Когда явилась карающая справедливость в лице майора Мондум, ничего неуставного, кроме подозрительно сладко посапывающего Маэрлинга, в купе не находилось. Зондэр сверкнула синими глазами, поводила носом, нахмурилась, реквизировала пустой самовар и процедила:
— Вот от вас, Нордэнвейдэ, я такого не ожидала.
— Поверьте, госпожа майор, для меня появление данного… предмета также стало полной неожиданностью.
— Появление? Еще скажите, что он к вам сам прилетел! Насколько мне известно, самовары сами обычно не летают. Во всяком случае, я не слышала об их сезонной миграции.

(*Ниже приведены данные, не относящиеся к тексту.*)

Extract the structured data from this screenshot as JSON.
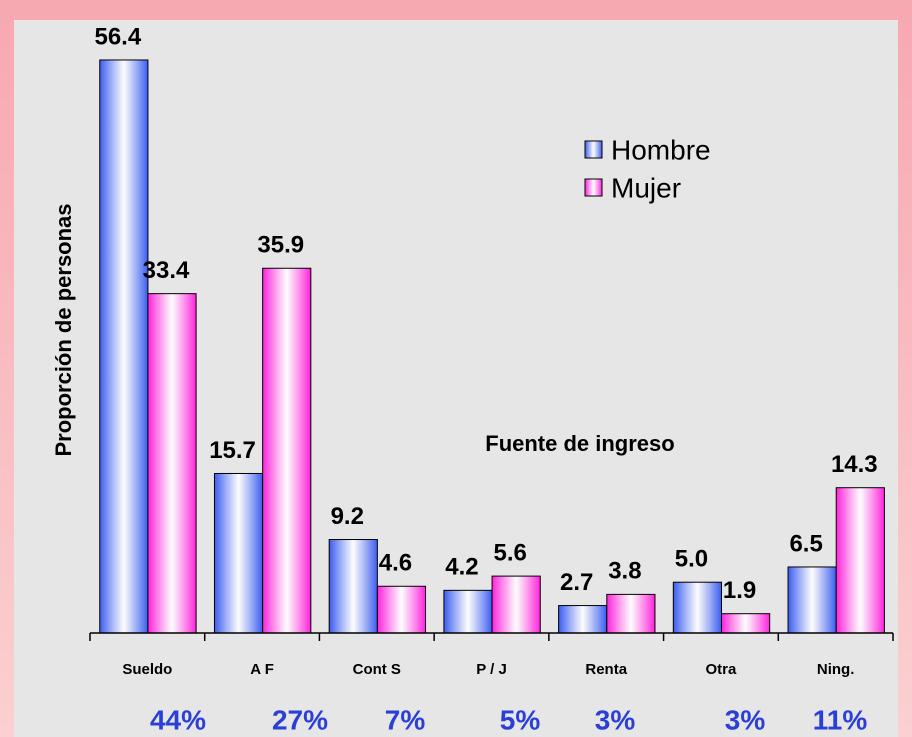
{
  "chart_data": {
    "type": "bar",
    "y_axis_label": "Proporción de personas",
    "annotation": "Fuente de ingreso",
    "categories": [
      "Sueldo",
      "A F",
      "Cont S",
      "P / J",
      "Renta",
      "Otra",
      "Ning."
    ],
    "series": [
      {
        "name": "Hombre",
        "color": "#3a5cf0",
        "values": [
          56.4,
          15.7,
          9.2,
          4.2,
          2.7,
          5.0,
          6.5
        ],
        "value_labels": [
          "56.4",
          "15.7",
          "9.2",
          "4.2",
          "2.7",
          "5.0",
          "6.5"
        ]
      },
      {
        "name": "Mujer",
        "color": "#ff22dd",
        "values": [
          33.4,
          35.9,
          4.6,
          5.6,
          3.8,
          1.9,
          14.3
        ],
        "value_labels": [
          "33.4",
          "35.9",
          "4.6",
          "5.6",
          "3.8",
          "1.9",
          "14.3"
        ]
      }
    ],
    "footer_labels": [
      "44%",
      "27%",
      "7%",
      "5%",
      "3%",
      "3%",
      "11%"
    ],
    "ylim": [
      0,
      60
    ],
    "legend": "upper right"
  }
}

— Данный предмет я обнаружил под дверью. Мне сложно что-то сказать о его жизненном пути, предшествующем этому моменту. — Эрвин никогда бы не рискнул шутить в разговоре с Зондэр — эта дама своим обществом меньше всего на свете располагала к веселью — но на «сезонной миграции» та уже улыбалась и морозила глазами не так сильно, как обычно.
— Самовар с пропавшим спиртом — это все-таки не дама в беде, хотя одно из другого может последовать. Поэтому я от души рекомендую вам в другой раз двери сомнительным гостям не открывать, — сообщила Зондэр и покинула купе, аккуратно прикрыв за собою дверь. Витольд даже не заворочался.

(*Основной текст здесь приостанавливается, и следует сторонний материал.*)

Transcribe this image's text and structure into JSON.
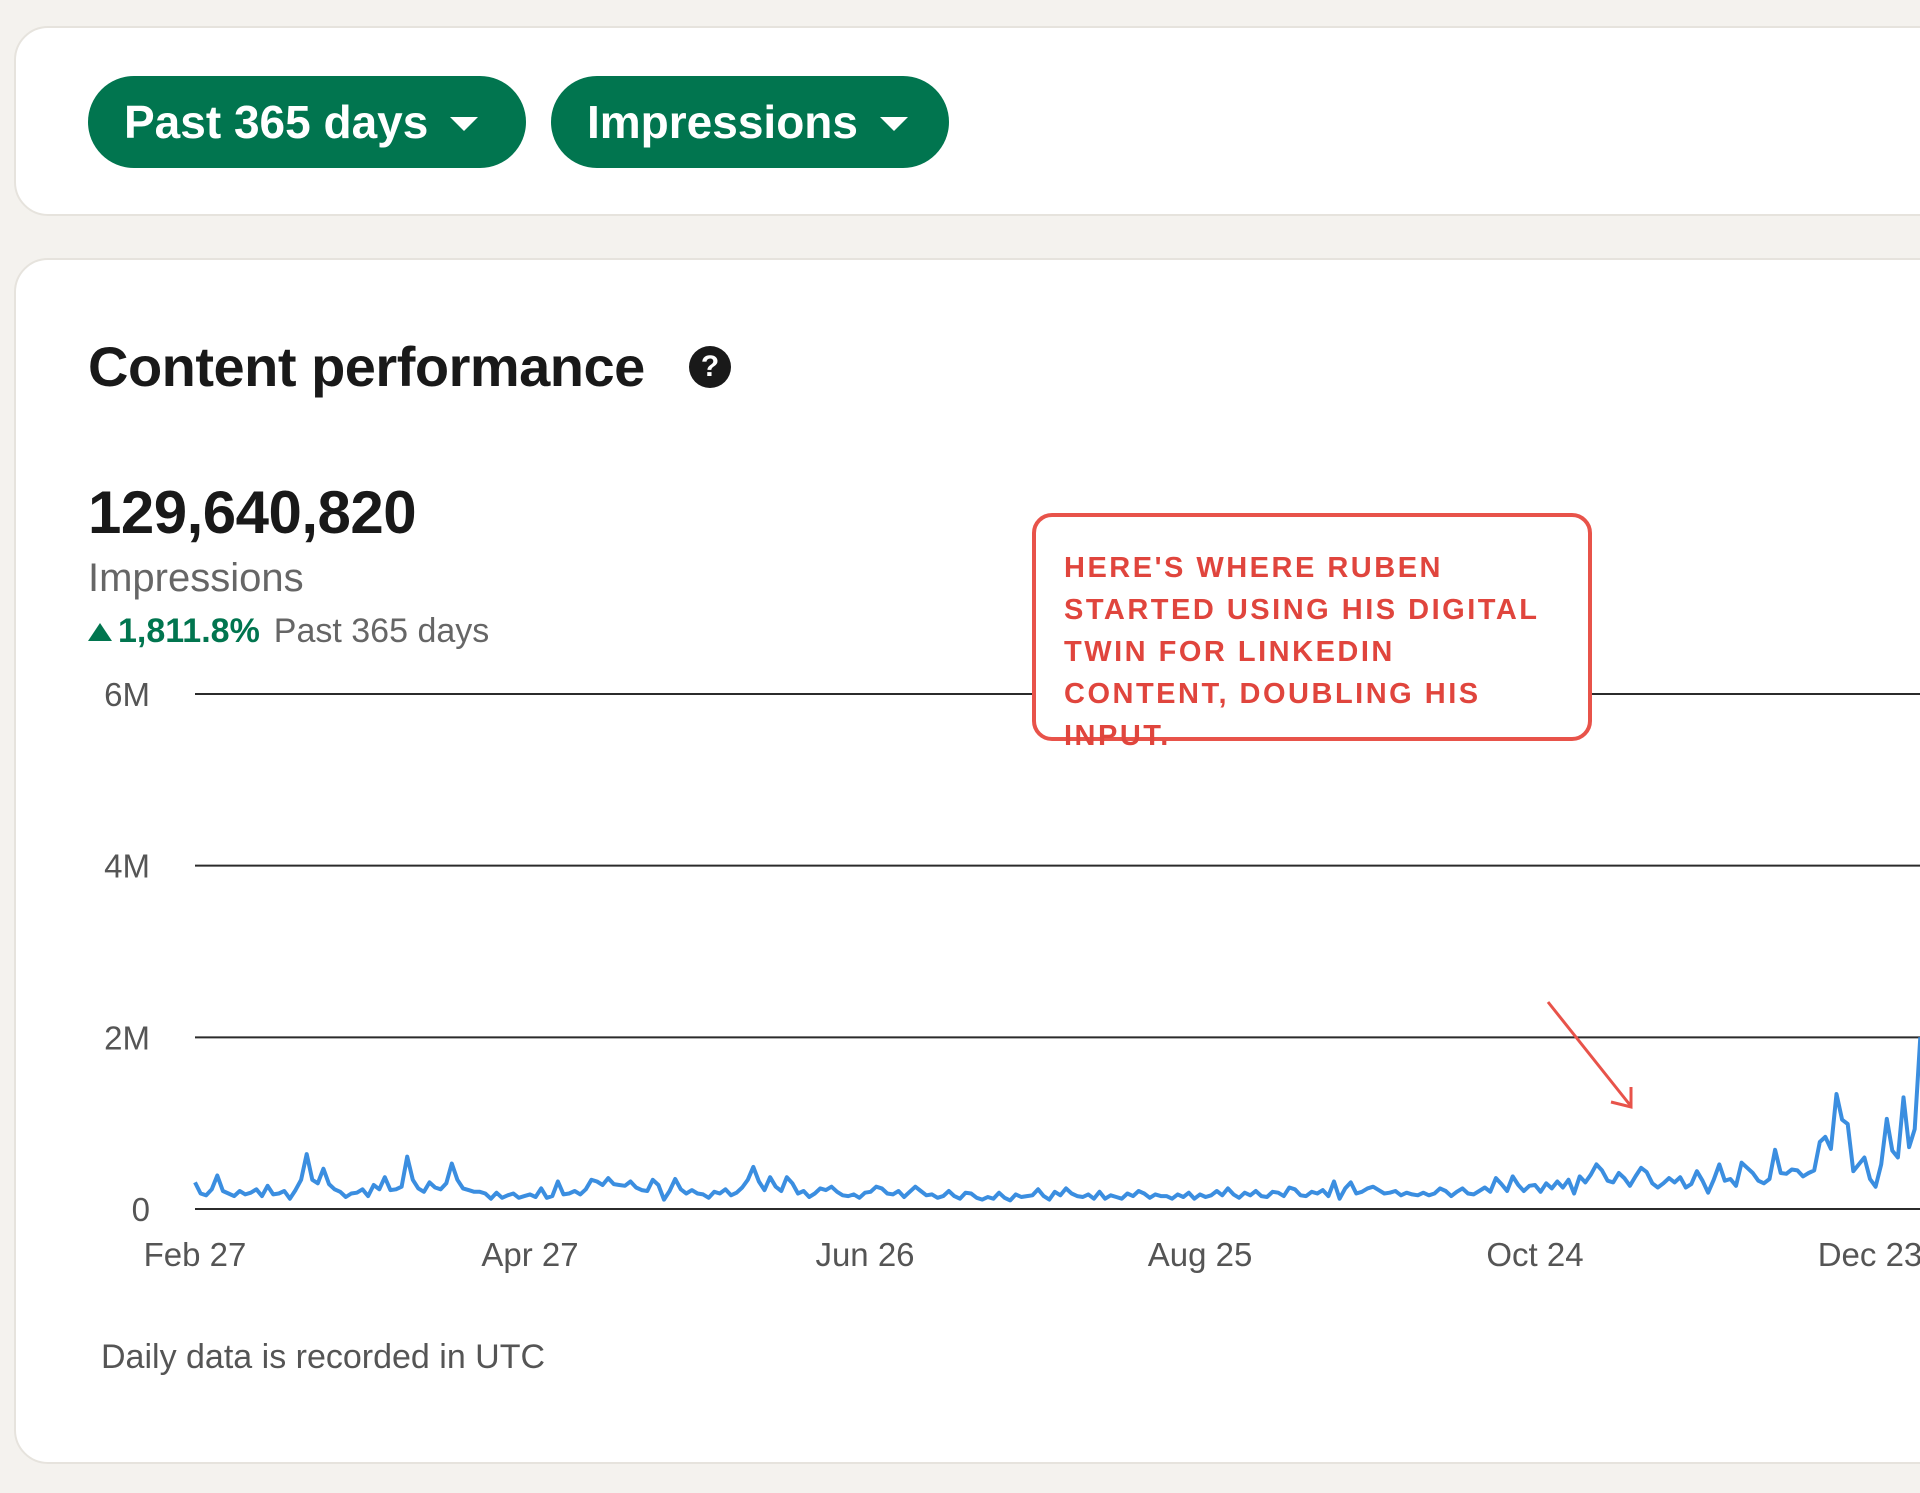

Тускло зазолотился восток. Маэрлинг вывел очередную руладу. Эрвин обреченно стащил с головы подушку, которая совсем не помогала приглушить храп соседа. Вот придуши он этой подушкой Маэрлинга пару часов назад, были бы шансы выспаться, но хорошие мысли, увы, обычно опаздывают. Лейтенант привел себя в порядок, проведал свой взвод, убедившись, что все в порядке, вернулся. Еще не было восьми, когда в купе снова постучали. Свежий голосок сообщил, что это Кейси Ингегерд. Эрвин, уже одетый по форме, умытый и причесанный, сделал все возможное, чтобы придать помятому лицу пристойный вид. Счастье, надо думать, на нем расцвело и так, и его срочно требовалось стереть. Он, может, и был достаточно глуп, чтобы влюбиться в Кейси, но все-таки не до такой степени, чтобы свою влюбленность демонстрировать. Они, мягко говоря, принадлежали к разным кругам. Без порфирии это было бы просто неприятно и смешно, как средненький водевиль, а с ней скверная комедия грозила превратиться в трагедию или, упаси небо, модную драму. Увы, Нордэнвейдэ, в отличие от современных литературных героев, вовсе не ощущал в себе гордой готовности немедленно идти и всеми способами выколачивать у жизни счастье, которого он достоин просто по факту рождения на свет. А потому не торопился швырять Кейси в лицо свою любовь.